I have two 'specialist' collections, which NEVER get culled. The rest are impulse buys, books I enjoy, books about people/events/situations that interest me. These do get culled. And still I have too many books, but so what? Life is too short to worry about having too many books ...
posted by GeeEmm at 6:13 PM on May 10, 2018 [2 favorites]

It's daunting to look at all of those books and think about having to reduce it by a large fraction. How can you possibly, you think, dispose of so many books?!

A few years back I was at my parents' house sorting through piles of old drawings, bits of paper, theatre programmes, and all sorts of old tat from my childhood. I couldn't keep it all but every bit was appealing in some way purely because, by then, it was all 25+ years old. I ended up winnowing it down over a few visits.
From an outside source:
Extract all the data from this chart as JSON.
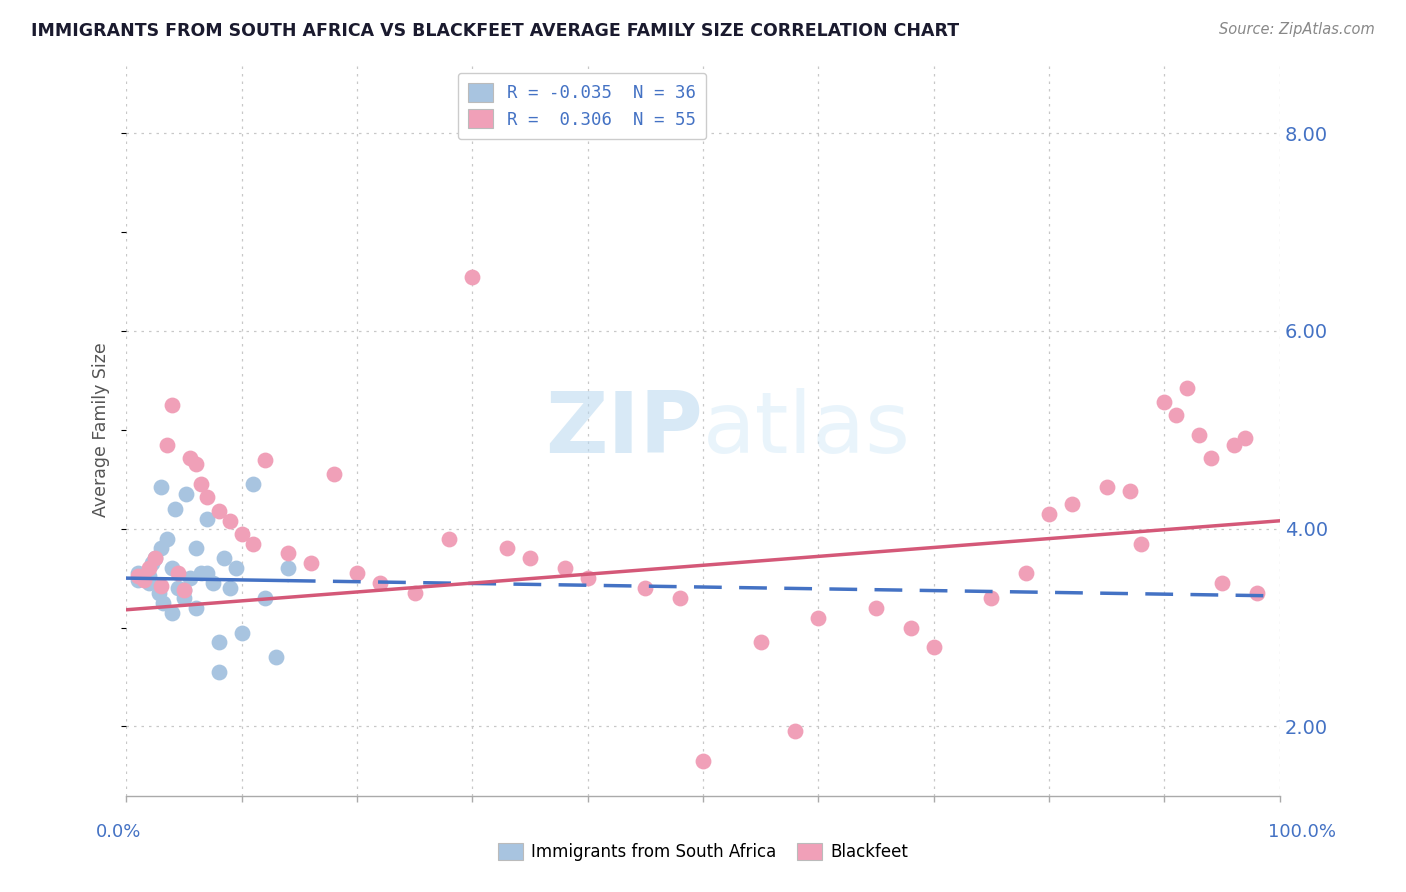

This made me realise that (I think) the best way to reduce a collection of things by a large percentage is to do it by a small percentage multiple times.

So, forget about the idea of getting rid of half (or whatever) of your books. Instead think about getting rid of 10 books. Or one shelf's worth. Or some amount that doesn't seem scary. And look through all those books and find the very few that you want to hang on to least. It's not many, out of all those books, most of which you'll keep! Take photos of them if the covers mean anything at all to you - digital photos take up no space. Then give that small number away. Not a big deal!

But then set yourself a schedule, like once a month, to repeat this. Each time you'll only get rid of a very small number, and only the very few that you least want. I've found that while the first time round I'll think "That must be it, I can't imagine finding more things to get rid of", the next time, having to shave off the next least-desirable items, it's manageable again. "Huh, I don't actually need to hang on to this one after all."

Having got more into this frame of mind I often find myself looking at my bookshelves and thinking "Oh, that one... I'm not sure why I need that any more". While, once, it was way down the list of books-I-could-get-rid-of, it's now near the top, and it seems silly to hang on to.